1
Identify the parties and assign a policy number
Enter the insurer's full legal name and jurisdiction of incorporation, the insured's registered legal entity name, and a unique policy number. Confirm the insured name matches the entity that will suffer the loss.
💡 If multiple related entities need coverage, list them separately or use an 'Insured Entities' schedule rather than relying on a general 'affiliates' reference, which courts interpret inconsistently.
2
Define the coverage type and triggering events precisely
Choose the coverage category (general liability, property, professional indemnity, D&O, etc.) and write out the specific triggering conditions — the events that activate the insurer's payment obligation.
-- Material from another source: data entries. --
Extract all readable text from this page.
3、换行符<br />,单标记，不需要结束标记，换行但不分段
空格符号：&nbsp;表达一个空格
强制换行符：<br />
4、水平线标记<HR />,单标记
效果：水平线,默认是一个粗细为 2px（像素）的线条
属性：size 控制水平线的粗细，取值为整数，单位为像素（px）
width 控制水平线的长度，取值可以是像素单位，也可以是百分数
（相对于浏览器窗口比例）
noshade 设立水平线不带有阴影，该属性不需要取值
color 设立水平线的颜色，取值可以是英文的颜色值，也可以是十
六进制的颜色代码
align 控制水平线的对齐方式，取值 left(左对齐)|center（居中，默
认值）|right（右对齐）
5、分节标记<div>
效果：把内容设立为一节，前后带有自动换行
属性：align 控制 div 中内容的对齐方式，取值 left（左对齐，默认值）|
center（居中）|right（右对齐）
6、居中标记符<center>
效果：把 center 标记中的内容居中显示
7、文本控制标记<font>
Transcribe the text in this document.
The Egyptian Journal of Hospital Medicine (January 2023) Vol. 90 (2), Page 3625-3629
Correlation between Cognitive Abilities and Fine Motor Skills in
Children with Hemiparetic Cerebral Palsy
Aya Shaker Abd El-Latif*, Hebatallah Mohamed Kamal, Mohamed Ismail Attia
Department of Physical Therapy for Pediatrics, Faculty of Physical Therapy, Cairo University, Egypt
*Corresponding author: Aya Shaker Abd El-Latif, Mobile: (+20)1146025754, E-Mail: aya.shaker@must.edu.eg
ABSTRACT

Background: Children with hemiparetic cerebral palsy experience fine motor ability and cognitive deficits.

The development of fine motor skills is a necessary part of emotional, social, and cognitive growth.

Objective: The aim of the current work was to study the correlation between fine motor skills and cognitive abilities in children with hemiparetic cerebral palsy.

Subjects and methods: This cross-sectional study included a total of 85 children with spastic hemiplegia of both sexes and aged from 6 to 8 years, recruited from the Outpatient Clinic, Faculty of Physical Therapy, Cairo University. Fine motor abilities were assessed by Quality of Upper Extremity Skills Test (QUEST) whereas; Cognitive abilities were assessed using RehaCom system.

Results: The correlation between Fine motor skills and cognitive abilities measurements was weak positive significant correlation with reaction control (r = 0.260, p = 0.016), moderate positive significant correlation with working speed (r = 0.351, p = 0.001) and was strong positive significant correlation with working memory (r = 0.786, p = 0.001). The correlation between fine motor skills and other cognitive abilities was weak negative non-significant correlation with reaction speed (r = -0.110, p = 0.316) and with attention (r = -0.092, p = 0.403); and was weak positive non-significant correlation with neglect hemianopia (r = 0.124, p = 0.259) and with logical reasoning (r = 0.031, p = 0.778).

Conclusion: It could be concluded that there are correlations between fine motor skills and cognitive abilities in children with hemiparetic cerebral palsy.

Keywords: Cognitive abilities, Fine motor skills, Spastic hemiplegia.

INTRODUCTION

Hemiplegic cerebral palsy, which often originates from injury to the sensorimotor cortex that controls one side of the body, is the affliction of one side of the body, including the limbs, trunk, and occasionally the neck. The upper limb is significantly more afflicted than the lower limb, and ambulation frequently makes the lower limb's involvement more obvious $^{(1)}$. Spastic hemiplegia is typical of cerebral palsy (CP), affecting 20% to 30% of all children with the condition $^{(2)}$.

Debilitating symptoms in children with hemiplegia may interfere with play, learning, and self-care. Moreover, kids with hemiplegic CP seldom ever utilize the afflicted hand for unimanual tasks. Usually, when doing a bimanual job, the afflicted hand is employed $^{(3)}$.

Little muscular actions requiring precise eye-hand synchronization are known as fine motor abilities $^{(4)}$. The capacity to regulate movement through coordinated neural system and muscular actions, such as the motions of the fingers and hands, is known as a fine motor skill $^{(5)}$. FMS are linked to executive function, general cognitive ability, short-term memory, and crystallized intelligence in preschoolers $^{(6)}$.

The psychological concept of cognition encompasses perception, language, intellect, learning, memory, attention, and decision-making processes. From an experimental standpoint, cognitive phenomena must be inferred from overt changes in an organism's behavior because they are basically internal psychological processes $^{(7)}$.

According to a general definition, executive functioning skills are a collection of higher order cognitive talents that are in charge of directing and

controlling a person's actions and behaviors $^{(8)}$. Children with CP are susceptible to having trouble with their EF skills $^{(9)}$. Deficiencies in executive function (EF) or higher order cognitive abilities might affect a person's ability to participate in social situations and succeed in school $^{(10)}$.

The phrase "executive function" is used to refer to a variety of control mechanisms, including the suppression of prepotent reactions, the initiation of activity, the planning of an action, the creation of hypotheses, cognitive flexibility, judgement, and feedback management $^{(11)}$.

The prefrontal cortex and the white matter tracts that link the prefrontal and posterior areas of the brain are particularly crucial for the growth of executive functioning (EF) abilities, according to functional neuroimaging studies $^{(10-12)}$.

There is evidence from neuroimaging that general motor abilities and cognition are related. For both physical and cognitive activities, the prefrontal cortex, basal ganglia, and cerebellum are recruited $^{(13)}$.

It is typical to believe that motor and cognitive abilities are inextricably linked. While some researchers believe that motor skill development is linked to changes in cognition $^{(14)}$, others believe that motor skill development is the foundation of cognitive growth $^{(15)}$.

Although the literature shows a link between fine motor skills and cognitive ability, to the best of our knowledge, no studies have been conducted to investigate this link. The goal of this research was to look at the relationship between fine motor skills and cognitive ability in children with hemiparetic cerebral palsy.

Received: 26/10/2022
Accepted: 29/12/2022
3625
Avoid relying on the coverage category name alone.
💡 Cross-reference the coverage definition against the exclusions clause before finalizing — the two clauses are often drafted independently and can leave unintended gaps.
3
Set coverage limits, sublimits, and deductibles
Enter the per-occurrence limit, aggregate limit, and any sublimits for specific loss categories. State the deductible amount and confirm whether it operates as a standard deductible or a self-insured retention.
💡 Run a scenario analysis: if your single largest foreseeable loss (e.g., a complete facility destruction or a class-action claim) hit today, would the per-occurrence limit and sublimits actually cover it?
4
List all exclusions explicitly
Populate the exclusions clause with the standard exclusions for your coverage type plus any negotiated carve-outs. Each exclusion should be specific enough that a claims adjuster can apply it without judgment calls.
💡 Ask the insurer for a list of the top ten claims they have denied under similar policies in the past three years — this tells you which exclusions are actively used and which are theoretical.
5
Set the premium, payment schedule, and grace period
Enter the annual premium, installment due dates, and the number of days in the grace period before coverage lapses for non-payment. Confirm that the grace period meets any statutory minimum in the governing jurisdiction.
💡 Calendar all premium due dates and set reminders 10 business days in advance — a missed payment that lapses coverage on the day of a loss is one of the most costly and avoidable insurance errors.
6
Draft the claims notification procedure
Specify the notice period (e.g., 30 days from first awareness), the method (written, to a named claims contact), and the minimum information required in the notice. Include a backup contact in case the primary is unavailable.
💡 In claims-made policies, late notice is a coverage-defeating condition — consider setting your internal notice trigger 10 days earlier than the contractual deadline to create a buffer.
7
Address subrogation waivers if required by related contracts
Review any service contracts, leases, or construction agreements that require a mutual waiver of subrogation. If waivers are needed, add an endorsement to the policy before the contract is signed — not after a loss occurs.
💡 Inform your insurer of any waiver-of-subrogation obligations in writing and get written confirmation that coverage is not affected — verbal assurances from brokers are not binding on the insurer.
8
Execute the agreement before the policy period starts
Both parties should sign before the coverage start date. Attach all schedules (coverage schedule, premium schedule, endorsements) as executed exhibits. Retain the fully executed original in your risk management files.
💡 Request a certified copy of the executed policy from the insurer within 30 days of signing — disputes about what was agreed often arise when parties are working from different versions of the document.